All of these models claim to be "representative" in the sense that the governing class derives its authority, somehow, from the population it governs; and, moreover, that it governs in the best interests of all. For instance, in constitutional republics -- of which the above examples include -- there is a piece of paper which lays out the rights of the people and the responsibilities of the rulers, and this paper -- in addition to future bits of paper doodled by legislators -- will form the basis of that nation's "legal system," which can be summed up as an elaborate attempt to conceal power disparities by filtering them through a supposedly neutral institution known as "the judiciary." It is one example, along with elections and other devices, of how legitimacy is explained.

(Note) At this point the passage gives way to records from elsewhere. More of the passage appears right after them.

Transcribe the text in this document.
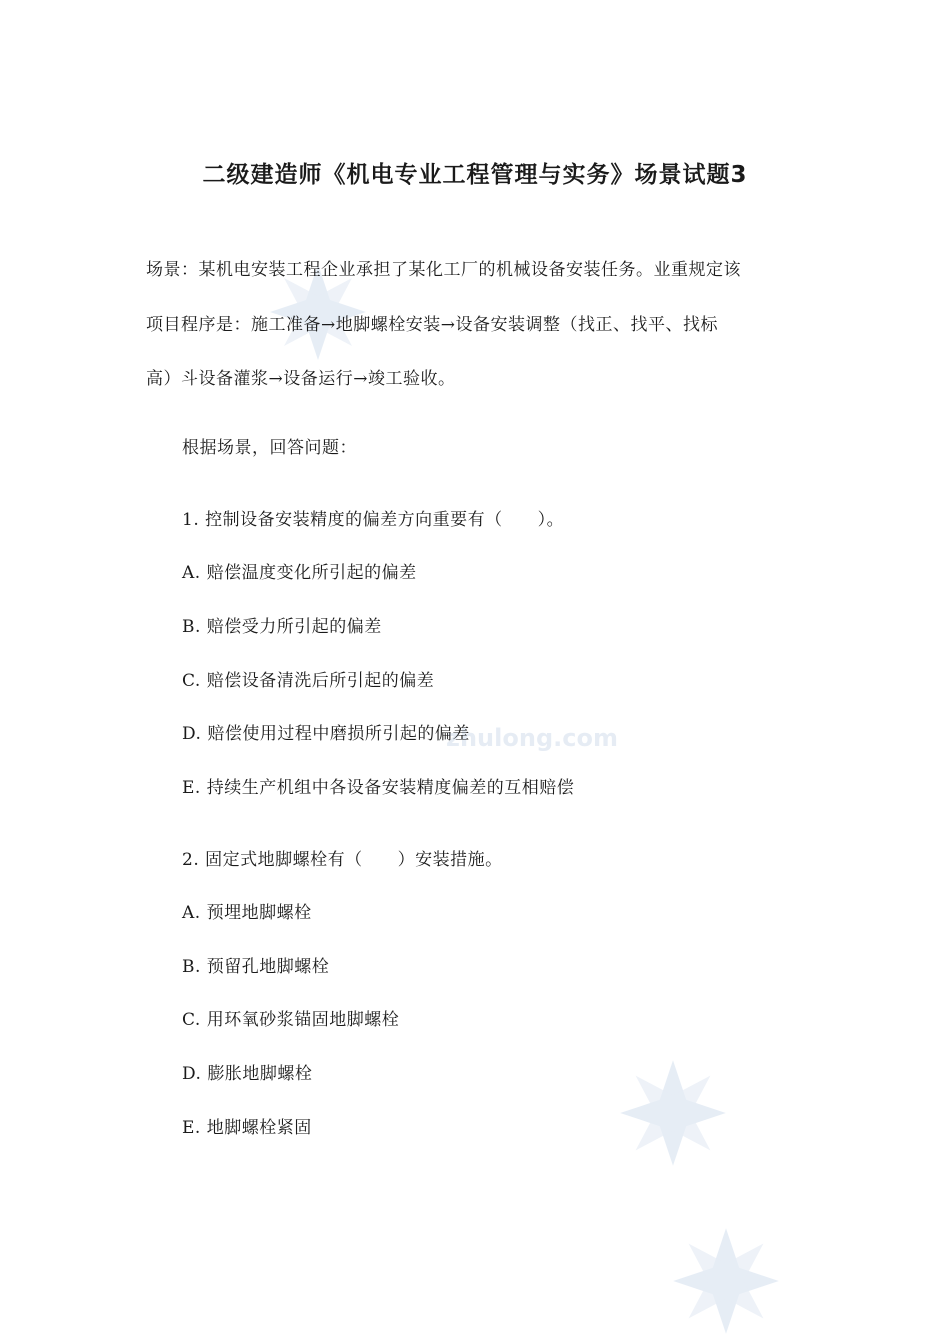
zhulong.com
二级建造师《机电专业工程管理与实务》场景试题3
场景：某机电安装工程企业承担了某化工厂的机械设备安装任务。业重规定该
项目程序是：施工准备→地脚螺栓安装→设备安装调整（找正、找平、找标
高）斗设备灌浆→设备运行→竣工验收。
根据场景，回答问题：
1. 控制设备安装精度的偏差方向重要有（　　）。
A. 赔偿温度变化所引起的偏差
B. 赔偿受力所引起的偏差
C. 赔偿设备清洗后所引起的偏差
D. 赔偿使用过程中磨损所引起的偏差
E. 持续生产机组中各设备安装精度偏差的互相赔偿
2. 固定式地脚螺栓有（　　）安装措施。
A. 预埋地脚螺栓
B. 预留孔地脚螺栓
C. 用环氧砂浆锚固地脚螺栓
D. 膨胀地脚螺栓
E. 地脚螺栓紧固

All of this can be very impressive in form, and yet it brings along with it many horrible dimensions, best observed when the people in charge fail to deliver a basic means of survival to the population. The ensuing desperation plays itself out in many different ways, with violent outbursts -- such as terror attacks on financial centers, or civil war -- coloring the most extreme -- you might say, "poverty-stricken" -- examples. Where people have food, and some means of stability -- as in the wealthier nations -- they may simply riot or partake in crime; where they are sufficiently affluent and educated, they may petition their government more politely, or seek to enter its ranks.

India is a hugely unequal society with a big domestic terror problem, whether linked to the most recent attacks or not. And like many modern societies, it is organized in a way which makes poverty for many the basis of incredible wealth for a few. Thus, that wealth becomes a big target, in various ways, by the many. It can continue to be the monopoly prize of competing groups, or it can be diffused to address basic needs. One guarantees more terror attacks; the other guarantees resistance from privileged groups who would rather bomb the world and all its inhabitants in a "war on terror" before ever relinquishing an inch of their privilege. We should never confuse their interests with our own.